Analisa tentang mengapa Korea Selatan memilih untuk mengembangkan Jet tempur KFX daripada secata mendalam bergabung dengan program F-35, dianalisis oleh twitter Faceless Man, @FacelessManTwit dengan cukup menarik. Analisa ini bisa memberi perspektif bagi kita tentang langkah Korea Selatan, yang serius mengembangkan pesawat tempur KFX.

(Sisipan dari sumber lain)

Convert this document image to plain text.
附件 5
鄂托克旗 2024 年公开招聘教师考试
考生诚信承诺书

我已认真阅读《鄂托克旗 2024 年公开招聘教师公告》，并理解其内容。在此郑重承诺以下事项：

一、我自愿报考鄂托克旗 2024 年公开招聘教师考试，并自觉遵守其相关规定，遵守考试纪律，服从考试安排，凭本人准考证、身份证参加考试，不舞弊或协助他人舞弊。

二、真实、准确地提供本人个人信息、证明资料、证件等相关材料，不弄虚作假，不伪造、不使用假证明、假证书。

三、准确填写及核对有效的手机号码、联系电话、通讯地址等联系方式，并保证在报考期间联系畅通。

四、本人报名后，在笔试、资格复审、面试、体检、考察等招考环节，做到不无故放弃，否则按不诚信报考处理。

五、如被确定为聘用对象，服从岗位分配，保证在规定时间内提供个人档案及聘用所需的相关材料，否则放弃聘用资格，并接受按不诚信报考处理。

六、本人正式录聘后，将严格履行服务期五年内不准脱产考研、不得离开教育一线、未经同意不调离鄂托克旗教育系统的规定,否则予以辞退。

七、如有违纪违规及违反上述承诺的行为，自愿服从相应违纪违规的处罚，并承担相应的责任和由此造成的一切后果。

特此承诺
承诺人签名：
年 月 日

Korea Selatan diperkirakan akan membeli 300 unit pesawat tempur F-35 dalam tiga blok, kemudian 200 unit pesawat tempur F-35 untuk menyelesaikan 500 armada Jet tempur dengan biaya $ 60 miliar. Ini bukan apa-apa jika diperkirakan pengeluaran pertahanan 10 tahun Korea adalah $ 500 miliar, bahkan uang yang tersisa cukup untuk membuat kapal selam nuklir, jika Korea Selatan ingin melakukannya.

 

https://platform.twitter.com/widgets.js

Korea Selatan membelanjakan $ 245 miliar untuk pertahanan selama periode 5 tahun, dengan anggaran pertahanan naik 7% setahun. Itu $ 500 juta selama 10 tahun dalam uang hari ini, dan ini tidak termasuk R&D, yang dibayar dari anggaran terpisah. Anggaran ini membuat proyek KFX sepenuhnya terdanai.

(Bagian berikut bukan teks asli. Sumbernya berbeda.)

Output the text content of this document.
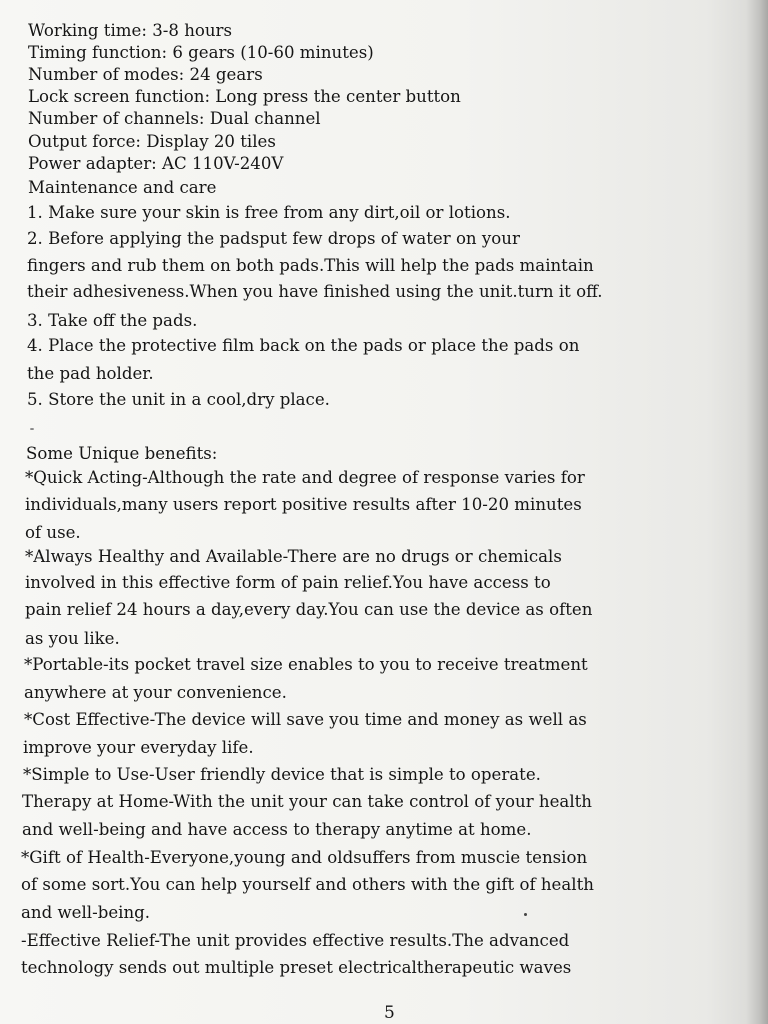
Working time: 3-8 hours
Timing function: 6 gears (10-60 minutes)
Number of modes: 24 gears
Lock screen function: Long press the center button
Number of channels: Dual channel
Output force: Display 20 tiles
Power adapter: AC 110V-240V
Maintenance and care
1. Make sure your skin is free from any dirt,oil or lotions.
2. Before applying the padsput few drops of water on your
fingers and rub them on both pads.This will help the pads maintain
their adhesiveness.When you have finished using the unit.turn it off.
3. Take off the pads.
4. Place the protective film back on the pads or place the pads on
the pad holder.
5. Store the unit in a cool,dry place.
Some Unique benefits:
*Quick Acting-Although the rate and degree of response varies for
individuals,many users report positive results after 10-20 minutes
of use.
*Always Healthy and Available-There are no drugs or chemicals
involved in this effective form of pain relief.You have access to
pain relief 24 hours a day,every day.You can use the device as often
as you like.
*Portable-its pocket travel size enables to you to receive treatment
anywhere at your convenience.
*Cost Effective-The device will save you time and money as well as
improve your everyday life.
*Simple to Use-User friendly device that is simple to operate.
Therapy at Home-With the unit your can take control of your health
and well-being and have access to therapy anytime at home.
*Gift of Health-Everyone,young and oldsuffers from muscie tension
of some sort.You can help yourself and others with the gift of health
and well-being.
-Effective Relief-The unit provides effective results.The advanced
technology sends out multiple preset electricaltherapeutic waves
5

Ketika biaya pemeliharaan pesawat tempur F-35 adalah 2 kali lipat dari F-15, mempertahankan armada 500 pesawat tempur F-35 adalah biaya yang mahal, bahkan Angkatan Laut AS dan Marinir AS tidak mampu membayar sebanyak itu. Ini adalah justifikasi nyata di balik program pesawat tempur KFX. itu akan memungkinkan Korea Selatan mempertahankan membuat 500 Jet tempur.

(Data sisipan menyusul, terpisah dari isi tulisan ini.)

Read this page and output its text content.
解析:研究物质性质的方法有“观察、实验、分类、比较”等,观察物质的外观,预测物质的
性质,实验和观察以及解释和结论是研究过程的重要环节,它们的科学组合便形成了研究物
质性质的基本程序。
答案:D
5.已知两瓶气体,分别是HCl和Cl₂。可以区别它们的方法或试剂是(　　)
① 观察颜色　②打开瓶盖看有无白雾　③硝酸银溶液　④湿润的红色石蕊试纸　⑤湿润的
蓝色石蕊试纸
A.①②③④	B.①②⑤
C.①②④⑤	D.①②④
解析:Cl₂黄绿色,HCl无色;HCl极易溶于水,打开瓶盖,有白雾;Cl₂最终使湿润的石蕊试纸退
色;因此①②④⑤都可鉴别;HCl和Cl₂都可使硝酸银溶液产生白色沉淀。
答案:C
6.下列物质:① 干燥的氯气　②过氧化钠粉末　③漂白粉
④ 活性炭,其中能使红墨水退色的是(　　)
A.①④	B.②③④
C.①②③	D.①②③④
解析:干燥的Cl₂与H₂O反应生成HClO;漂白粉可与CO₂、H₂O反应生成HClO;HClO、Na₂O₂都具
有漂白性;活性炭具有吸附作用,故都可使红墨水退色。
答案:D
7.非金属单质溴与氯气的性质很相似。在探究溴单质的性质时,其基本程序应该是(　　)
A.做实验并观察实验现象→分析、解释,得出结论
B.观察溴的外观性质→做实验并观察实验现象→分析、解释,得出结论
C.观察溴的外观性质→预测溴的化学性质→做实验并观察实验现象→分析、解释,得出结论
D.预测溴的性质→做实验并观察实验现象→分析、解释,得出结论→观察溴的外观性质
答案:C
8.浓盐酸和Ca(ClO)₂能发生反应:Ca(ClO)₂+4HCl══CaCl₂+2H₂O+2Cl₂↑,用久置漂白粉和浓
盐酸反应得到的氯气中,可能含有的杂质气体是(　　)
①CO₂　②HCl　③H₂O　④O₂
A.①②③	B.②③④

Progran Jet tempur KFX akan disokong penuh, dan Kementerian Pertahanan Korea Selatan sedang berbicara tentang memulai tindak lanjut program Jet tempur KFX untuk menggantikan pesawat F-15 dan F-35. Proyek itu disebut KFXX. Korea membutuhkan 500 Jet tempur tetapi tidak dapat mengimpor 500 F-35 karena biaya perawatan.

Program KFX bukan program pesawat tempur buatan dalam negeri pertama Korea. Program itu adalah yang kedua bagi Korea Selatan. Inilah sebabnya mengapa program KFX maju dengan sangat cepat. Korea akan mengatakan tidak, jika bergabung dengan program pesawat tempur generasi kelima Turki.

Program KFX hanya berjarak 2 tahun dari peluncuran pabrik dan semua pembagian kerja telah didistribusikan, tidak ada ruang bagi Turki untuk bergabung sekarang. Satu-satunya pilihan yang tersisa untuk Turki adalah untuk bergabung dengan program J-31 China.

Kerja Sama dengan Indonesia

Adapun kerja sama yang dilakukan dengan Indonesia, menurut catatan penulis, Korea Selatan sadar saat ini adalah eranya kerja sama yang keuntungannya bukan hanya untuk negara pembuat, tapi juga negara rekan dari kerja sama. Ini juga yang dilakukan Amerika Serikat dengan program Jet tempur F-35.

Korea Selatan bergerak dengan mengatur skema Transfer of Technology ke negara rekan kerja, yang pada saat bersamaan tetap membutuhkan sumber teknologi yang dekat dengan negaranya. Sumber teknologi yang utama bagi Amerika Serikat adalah Amerika Serikat. Untuk proyek KFX/IFX adalah Lockheed Martin.

Konsep ini pun tampaknya diadopsi oleh Indonesia. Sumber teknologi kapal selam dan pesawat tempur modern Indonesia, akan mengalir dari kerja sama dengan Korea Selatan. Di tengah kondisi politik yang keras di Semenanjung Korea, Korea Selatan membutuhkan negara yang bisa diandalkan untuk “menjaga” teknologi yang telah mereka capai, agar tetap eksis dan terpelihara.

Ancaman perang nuklir dan kerusakan massal, adalah risiko tertinggi dari negeri itu, jika keamanan di Semenanjung Korea tidak bisa dikendalikan lagi. Indonesia yang jauh dan tidak terlibat dengan konflik tersebut, menjadi rekan yang tepat. Tentunya ekonomi Indonesia yang terus tumbuh bersama dengan industri militernya, ikut menjadi pertimbangan.